The chassis battery is charged when the vehicle engine is running. This allows the alternator to charge the battery. Be sure not to leave the vehicle’s lights, radio, or any other components on when the vehicle is not running as it will drain this battery.
There are two methods of charging the auxiliary (house) battery:
1. DC Converter: The DC power converter will charge the house battery when plugged into 120-volt AC service. Common sources of 120v service are generators or “shore power” provided by a campground. In order for the 120v AC service to charge the auxiliary battery, the main breaker and the 15-amp converter breaker must be in the ON position.

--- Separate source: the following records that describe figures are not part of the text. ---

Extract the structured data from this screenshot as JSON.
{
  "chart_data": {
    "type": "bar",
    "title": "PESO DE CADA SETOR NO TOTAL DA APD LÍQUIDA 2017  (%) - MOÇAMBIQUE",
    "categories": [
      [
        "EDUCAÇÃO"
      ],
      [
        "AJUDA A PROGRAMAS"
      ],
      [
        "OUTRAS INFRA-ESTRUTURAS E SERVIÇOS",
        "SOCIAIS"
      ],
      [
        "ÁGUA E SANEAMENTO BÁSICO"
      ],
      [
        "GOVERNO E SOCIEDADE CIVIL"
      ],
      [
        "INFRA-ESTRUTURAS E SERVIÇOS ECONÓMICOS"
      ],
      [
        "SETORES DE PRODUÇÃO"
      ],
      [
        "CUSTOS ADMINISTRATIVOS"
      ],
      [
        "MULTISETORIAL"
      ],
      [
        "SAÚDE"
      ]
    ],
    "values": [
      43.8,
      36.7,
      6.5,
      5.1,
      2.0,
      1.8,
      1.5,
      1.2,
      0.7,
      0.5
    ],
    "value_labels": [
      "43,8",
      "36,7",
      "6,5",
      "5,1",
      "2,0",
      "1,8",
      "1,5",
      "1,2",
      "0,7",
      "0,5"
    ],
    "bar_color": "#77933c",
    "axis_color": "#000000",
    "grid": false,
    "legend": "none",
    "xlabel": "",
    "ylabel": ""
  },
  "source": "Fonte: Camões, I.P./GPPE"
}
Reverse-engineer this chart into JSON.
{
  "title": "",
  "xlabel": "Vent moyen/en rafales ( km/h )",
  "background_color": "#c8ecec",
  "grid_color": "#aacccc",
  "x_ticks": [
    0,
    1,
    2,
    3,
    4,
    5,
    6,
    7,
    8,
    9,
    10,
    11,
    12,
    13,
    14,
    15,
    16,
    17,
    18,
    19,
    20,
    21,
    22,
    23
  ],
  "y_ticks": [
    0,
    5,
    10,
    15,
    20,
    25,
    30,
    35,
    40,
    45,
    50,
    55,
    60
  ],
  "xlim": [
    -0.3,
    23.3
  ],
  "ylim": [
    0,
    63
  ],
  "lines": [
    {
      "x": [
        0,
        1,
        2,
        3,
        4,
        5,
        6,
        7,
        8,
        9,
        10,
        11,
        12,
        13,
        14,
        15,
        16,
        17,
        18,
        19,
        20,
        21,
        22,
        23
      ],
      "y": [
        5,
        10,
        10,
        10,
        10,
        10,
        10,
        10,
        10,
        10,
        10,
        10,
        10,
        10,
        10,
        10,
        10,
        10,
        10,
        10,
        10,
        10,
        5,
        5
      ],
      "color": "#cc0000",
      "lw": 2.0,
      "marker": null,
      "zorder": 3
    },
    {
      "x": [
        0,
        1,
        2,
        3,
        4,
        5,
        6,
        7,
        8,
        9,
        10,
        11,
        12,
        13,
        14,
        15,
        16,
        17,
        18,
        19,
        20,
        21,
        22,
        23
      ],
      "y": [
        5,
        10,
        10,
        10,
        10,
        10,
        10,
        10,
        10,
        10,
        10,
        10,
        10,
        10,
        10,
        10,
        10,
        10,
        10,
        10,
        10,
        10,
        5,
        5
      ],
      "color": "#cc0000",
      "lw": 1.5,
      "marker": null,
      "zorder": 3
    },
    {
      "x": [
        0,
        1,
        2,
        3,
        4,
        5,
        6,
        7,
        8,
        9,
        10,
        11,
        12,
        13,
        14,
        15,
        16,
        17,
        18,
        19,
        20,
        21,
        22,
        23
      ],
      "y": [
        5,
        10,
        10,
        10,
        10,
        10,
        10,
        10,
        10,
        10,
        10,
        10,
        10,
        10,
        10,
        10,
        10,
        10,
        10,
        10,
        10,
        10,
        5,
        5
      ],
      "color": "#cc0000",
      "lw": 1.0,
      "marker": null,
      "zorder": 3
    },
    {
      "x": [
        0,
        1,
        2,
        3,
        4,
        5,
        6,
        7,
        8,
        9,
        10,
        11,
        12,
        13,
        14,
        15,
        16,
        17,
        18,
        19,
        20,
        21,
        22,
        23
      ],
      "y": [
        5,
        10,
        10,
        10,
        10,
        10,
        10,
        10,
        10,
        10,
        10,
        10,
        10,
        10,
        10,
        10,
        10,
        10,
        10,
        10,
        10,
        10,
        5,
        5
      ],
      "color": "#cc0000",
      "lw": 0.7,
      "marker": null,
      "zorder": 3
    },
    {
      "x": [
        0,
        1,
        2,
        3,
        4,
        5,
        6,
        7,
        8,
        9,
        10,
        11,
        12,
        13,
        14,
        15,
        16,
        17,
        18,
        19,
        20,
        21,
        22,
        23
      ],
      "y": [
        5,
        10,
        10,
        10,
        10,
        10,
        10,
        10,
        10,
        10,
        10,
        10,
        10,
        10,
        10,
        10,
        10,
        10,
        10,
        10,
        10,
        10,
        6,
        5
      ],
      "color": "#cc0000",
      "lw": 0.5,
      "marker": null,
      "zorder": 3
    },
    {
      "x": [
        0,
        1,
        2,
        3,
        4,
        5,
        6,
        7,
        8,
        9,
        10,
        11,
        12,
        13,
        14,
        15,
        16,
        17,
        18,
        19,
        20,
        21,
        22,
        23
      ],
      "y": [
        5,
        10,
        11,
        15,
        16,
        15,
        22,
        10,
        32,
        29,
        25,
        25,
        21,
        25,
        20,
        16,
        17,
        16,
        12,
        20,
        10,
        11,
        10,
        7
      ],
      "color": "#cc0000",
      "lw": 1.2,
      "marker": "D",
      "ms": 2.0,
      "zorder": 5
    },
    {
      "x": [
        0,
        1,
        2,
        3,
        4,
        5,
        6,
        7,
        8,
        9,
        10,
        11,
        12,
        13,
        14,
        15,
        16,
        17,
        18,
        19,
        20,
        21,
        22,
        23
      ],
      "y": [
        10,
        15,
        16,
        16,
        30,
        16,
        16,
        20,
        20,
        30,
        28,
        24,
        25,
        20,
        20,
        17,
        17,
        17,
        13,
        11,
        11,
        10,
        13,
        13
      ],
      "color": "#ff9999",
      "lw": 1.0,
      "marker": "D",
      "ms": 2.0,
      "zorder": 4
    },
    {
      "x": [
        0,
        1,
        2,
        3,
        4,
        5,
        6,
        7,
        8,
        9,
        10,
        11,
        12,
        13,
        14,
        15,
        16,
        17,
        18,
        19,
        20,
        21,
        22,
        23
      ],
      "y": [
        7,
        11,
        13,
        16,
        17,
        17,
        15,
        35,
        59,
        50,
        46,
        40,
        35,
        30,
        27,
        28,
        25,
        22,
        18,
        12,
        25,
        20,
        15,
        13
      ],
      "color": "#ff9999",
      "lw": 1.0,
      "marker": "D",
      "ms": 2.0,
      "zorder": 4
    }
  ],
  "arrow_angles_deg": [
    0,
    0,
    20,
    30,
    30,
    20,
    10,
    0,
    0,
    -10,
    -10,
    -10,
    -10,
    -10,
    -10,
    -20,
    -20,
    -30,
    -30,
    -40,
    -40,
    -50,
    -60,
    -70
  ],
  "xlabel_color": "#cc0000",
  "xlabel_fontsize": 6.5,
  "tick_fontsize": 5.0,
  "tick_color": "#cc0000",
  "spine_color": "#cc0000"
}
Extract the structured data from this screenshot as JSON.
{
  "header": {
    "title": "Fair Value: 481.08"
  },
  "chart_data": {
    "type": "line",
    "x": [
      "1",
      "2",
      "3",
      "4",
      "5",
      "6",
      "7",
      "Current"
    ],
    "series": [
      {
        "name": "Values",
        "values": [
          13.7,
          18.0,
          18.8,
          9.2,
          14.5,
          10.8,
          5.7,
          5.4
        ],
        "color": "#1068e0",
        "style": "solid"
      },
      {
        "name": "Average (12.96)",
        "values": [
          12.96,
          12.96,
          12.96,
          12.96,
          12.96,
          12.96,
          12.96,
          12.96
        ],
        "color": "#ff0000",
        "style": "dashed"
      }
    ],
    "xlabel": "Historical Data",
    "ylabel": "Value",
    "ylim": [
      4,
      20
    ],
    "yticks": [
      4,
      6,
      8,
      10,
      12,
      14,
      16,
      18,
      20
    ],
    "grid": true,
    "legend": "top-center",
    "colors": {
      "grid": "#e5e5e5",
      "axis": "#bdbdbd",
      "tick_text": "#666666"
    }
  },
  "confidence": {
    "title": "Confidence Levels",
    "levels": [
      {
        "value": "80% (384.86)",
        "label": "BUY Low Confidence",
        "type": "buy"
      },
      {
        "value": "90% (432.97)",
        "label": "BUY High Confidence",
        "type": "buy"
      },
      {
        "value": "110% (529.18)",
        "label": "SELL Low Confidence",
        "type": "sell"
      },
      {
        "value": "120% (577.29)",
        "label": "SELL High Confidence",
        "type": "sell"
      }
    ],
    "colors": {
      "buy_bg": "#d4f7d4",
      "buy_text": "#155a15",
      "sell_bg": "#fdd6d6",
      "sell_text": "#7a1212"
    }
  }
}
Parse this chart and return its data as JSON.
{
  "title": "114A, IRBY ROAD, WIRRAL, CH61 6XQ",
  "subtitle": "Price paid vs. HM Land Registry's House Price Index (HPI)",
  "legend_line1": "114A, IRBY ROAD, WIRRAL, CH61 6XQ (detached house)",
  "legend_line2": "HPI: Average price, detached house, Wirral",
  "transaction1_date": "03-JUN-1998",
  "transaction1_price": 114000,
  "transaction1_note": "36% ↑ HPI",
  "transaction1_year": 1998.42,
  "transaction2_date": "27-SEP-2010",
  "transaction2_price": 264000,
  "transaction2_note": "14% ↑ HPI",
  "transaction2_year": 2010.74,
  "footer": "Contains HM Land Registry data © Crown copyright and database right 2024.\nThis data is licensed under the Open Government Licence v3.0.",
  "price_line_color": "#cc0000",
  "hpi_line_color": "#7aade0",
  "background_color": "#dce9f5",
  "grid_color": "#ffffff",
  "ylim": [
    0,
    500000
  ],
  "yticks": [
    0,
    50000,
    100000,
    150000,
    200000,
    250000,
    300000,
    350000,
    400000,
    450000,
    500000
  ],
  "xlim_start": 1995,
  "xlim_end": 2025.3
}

2. Solar: Ensure mode is set to FLOODED (PRESS B TO CHANGE). Your campervan is equipped with a 170-watt solar panel or 190-watt solar panel on some models. The solar panel is meant to trickle charge the battery when camping “off-grid” and not connected to shore power. The solar panel will automatically charge the battery when exposed to sunlight on a clear day. The solar panel is not meant to “run” any appliances.
The LCD digital display shows solar array charge current, system battery voltage and battery capacity. The solar controller will regulate the charging of the battery. Once the battery is at 100%, the solar controller will prevent overcharging by limiting the current flowing into the batteries from your solar panel.
If the LCD digital display is blank, the auxiliary battery does not hold sufficient charge for the display to work, plug the vehicle into shore power to recharge the auxiliary battery.
CHARGING PERSONAL ELECTRONICS
Charging cell phones or other personal electronics can be done using the USB ports in the 120v outlets. However, you must be plugged into shore power for these outlets to work. You may also use the USB port located on the solar controller as this is connected directly to the house battery providing constant 12v power.